NICE’s value-based assessment proposals would remove the rules that ensure that treatments used near the end of patients’ lives are given special consideration – but the end-of-life criteria are the only reason why 12 life-extending cancer drugs have been approved by NICE, says the Rarer Cancers Foundation (RCF).
Without these, there is no guarantee that similar treatments would be approved in the future, the group warns, pointing out that “the Department of Health’s own figures show that up to 12,841 patients a year would have been denied the opportunity of treatment had the end-of-life criteria not been in place.”
‘The government promised patients that they would be able to access the drugs their doctor recommended, yet NICE’s proposed reforms would be a backward step for cancer,” said the Foundation’s chief executive, Andrew Wilson.
“Plans to abolish special rules for drugs used near the end of a patient’s life have been slipped out in the small print of this consultation. They amount to a stealth cut for cancer and could have a devastating impact on access to life-threatening drugs, with no guarantee that other changes to the rationing formula will compensate,” said Mr Wilson, adding: “we will be responding to NICE’s proposals in the strongest possible terms.”

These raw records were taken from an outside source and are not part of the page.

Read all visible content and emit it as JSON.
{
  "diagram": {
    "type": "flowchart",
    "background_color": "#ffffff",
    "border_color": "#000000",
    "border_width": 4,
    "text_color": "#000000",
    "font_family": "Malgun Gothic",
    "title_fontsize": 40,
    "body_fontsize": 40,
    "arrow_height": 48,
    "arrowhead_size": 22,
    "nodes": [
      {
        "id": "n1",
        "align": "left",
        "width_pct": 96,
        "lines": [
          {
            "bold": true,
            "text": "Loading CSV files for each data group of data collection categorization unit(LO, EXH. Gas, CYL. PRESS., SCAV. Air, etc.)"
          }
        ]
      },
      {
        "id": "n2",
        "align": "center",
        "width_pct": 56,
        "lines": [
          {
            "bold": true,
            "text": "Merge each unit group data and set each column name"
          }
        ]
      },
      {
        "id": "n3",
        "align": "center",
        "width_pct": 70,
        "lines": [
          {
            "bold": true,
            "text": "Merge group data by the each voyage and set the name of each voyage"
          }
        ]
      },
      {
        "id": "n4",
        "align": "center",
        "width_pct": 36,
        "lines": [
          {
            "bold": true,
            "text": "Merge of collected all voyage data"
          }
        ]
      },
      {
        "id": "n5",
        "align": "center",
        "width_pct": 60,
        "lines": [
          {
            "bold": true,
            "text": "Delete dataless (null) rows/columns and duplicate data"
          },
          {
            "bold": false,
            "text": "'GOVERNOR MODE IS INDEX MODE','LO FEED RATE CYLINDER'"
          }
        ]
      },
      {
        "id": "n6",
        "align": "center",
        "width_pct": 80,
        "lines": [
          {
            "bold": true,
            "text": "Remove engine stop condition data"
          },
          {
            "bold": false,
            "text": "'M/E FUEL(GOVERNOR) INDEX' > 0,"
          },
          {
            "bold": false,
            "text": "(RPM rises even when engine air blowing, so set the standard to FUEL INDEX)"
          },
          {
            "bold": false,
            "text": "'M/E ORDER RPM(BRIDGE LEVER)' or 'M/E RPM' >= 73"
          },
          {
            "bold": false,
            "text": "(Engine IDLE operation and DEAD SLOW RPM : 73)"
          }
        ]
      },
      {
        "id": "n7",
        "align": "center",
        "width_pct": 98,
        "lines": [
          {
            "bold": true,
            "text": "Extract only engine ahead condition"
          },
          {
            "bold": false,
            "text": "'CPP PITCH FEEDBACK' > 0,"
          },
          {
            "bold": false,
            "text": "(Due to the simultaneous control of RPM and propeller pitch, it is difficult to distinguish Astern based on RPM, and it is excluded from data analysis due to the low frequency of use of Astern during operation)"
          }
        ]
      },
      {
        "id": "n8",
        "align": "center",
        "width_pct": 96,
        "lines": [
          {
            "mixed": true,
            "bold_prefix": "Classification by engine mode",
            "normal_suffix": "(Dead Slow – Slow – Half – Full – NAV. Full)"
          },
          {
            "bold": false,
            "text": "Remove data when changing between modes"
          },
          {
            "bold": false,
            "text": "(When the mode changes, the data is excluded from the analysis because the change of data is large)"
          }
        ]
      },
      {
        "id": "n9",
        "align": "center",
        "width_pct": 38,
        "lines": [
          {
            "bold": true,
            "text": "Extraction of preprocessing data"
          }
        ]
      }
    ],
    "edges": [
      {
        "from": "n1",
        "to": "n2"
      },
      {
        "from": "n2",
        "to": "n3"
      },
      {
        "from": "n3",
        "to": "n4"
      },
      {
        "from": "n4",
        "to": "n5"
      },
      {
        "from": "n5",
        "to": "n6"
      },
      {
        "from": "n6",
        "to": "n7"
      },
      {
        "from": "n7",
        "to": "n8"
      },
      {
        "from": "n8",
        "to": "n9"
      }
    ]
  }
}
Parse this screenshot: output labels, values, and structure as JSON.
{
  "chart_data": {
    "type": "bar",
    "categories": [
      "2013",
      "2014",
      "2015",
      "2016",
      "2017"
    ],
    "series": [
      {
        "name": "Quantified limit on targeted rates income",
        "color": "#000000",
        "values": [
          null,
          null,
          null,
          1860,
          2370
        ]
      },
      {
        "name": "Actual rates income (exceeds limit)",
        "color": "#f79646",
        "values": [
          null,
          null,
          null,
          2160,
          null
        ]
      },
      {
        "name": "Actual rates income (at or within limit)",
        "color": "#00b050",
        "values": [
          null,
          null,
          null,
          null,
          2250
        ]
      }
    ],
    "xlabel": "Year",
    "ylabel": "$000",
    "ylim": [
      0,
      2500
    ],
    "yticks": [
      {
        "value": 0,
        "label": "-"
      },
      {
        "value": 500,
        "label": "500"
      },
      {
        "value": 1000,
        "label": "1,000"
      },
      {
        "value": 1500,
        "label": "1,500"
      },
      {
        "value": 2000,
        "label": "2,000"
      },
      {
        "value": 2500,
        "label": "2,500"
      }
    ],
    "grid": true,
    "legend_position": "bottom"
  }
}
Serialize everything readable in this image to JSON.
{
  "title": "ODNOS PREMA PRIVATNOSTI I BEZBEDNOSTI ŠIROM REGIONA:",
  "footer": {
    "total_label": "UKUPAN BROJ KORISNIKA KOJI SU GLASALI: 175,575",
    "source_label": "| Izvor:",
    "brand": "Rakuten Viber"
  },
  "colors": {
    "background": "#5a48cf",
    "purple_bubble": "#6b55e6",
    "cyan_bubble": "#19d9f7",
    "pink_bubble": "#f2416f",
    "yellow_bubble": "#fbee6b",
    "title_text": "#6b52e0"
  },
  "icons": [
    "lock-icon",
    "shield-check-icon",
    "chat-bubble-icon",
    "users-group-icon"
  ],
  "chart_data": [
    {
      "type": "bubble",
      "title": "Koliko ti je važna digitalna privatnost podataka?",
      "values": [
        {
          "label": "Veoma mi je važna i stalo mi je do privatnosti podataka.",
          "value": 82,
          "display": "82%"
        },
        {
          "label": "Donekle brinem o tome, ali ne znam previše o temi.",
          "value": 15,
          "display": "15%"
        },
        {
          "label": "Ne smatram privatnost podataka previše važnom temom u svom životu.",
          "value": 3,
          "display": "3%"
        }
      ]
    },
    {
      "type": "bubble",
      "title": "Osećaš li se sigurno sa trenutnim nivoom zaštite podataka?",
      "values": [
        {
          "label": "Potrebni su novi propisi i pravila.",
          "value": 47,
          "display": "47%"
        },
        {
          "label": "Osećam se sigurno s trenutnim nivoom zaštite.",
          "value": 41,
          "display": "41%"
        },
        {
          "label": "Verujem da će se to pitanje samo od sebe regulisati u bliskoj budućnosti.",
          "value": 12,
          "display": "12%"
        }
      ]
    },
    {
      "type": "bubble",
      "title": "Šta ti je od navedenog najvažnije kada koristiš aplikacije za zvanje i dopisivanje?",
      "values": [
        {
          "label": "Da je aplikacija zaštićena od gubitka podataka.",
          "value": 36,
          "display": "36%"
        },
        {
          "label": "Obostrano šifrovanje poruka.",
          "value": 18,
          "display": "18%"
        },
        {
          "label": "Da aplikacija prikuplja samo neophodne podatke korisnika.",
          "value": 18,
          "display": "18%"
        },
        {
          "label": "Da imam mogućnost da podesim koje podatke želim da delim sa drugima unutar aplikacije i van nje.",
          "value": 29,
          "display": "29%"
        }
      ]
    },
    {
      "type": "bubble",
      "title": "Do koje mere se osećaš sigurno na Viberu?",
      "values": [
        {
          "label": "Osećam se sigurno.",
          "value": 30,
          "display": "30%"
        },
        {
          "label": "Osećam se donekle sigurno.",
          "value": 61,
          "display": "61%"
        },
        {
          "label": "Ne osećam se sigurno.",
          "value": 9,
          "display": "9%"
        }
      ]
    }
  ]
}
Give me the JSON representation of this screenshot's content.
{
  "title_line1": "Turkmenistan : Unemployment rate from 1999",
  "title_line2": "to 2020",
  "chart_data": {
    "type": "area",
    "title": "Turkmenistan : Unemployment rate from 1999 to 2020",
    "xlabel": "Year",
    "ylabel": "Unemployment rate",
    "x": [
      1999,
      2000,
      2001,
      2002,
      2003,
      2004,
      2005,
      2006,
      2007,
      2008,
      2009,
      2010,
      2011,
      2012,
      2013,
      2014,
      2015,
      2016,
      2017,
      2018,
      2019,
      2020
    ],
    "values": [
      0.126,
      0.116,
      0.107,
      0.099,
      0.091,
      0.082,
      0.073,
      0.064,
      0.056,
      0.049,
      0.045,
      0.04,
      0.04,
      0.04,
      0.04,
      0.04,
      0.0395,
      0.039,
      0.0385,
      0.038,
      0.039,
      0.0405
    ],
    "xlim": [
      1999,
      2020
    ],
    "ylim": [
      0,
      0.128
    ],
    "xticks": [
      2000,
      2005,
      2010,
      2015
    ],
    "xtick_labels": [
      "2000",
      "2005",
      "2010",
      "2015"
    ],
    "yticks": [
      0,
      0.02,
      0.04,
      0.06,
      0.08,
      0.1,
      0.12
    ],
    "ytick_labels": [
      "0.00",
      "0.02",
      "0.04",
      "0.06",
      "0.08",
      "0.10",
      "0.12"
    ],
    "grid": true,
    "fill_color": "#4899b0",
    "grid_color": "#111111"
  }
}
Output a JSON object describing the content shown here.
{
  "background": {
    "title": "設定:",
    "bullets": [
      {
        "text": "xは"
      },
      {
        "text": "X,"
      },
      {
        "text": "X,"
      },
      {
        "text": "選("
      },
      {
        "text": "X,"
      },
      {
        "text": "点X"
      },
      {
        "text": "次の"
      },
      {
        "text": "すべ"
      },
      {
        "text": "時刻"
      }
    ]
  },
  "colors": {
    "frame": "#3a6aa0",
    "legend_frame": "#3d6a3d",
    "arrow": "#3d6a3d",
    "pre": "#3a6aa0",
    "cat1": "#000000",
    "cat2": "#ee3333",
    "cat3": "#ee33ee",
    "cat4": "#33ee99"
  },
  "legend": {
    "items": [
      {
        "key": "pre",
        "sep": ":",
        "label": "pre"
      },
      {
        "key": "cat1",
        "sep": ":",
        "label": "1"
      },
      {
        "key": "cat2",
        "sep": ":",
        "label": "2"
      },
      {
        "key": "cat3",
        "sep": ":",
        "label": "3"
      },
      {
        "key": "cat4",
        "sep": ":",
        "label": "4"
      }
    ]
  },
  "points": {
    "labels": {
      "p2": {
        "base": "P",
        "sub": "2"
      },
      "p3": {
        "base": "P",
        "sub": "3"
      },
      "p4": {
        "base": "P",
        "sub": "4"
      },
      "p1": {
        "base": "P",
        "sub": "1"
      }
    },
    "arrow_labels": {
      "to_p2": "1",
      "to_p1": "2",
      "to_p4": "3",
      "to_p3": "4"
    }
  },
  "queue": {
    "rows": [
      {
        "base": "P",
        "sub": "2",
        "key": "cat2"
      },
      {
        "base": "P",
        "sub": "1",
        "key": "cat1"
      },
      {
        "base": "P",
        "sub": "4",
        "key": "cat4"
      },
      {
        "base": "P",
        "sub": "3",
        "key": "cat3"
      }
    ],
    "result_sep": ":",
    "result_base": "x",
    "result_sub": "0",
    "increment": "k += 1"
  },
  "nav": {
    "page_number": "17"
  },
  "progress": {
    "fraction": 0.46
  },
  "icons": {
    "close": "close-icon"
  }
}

His concerns are echoed by Professor Paul Workman, deputy chief executive of The Institute for Cancer Research (ICR), who said: “the suggestion from NICE that it could remove its end-of-life criteria is extremely worrying and could deny thousands of patients with diseases such as cancer access to life-extending drugs.”
“Approval of cancer drugs via end-of-life care criteria is often the gateway to their use in the NHS earlier in the course of disease, with even greater benefit for patients, and is also a critical step in building up portfolios of new drugs that can be used in combination,” said Prof Workman.
It was also “disappointing” that NICE had included nothing in its guidance to place greater stress on innovation when evaluating new drugs, he added, and warned that removing end-of-life criteria could in fact stifle innovation by erecting a major barrier to the approval of many innovative new cancer drugs.
“We encourage NICE to think again to find ways of improving access for cancer patients to new drugs and to stimulate innovation, which is essential to improve patient outcomes,” said Prof Workman.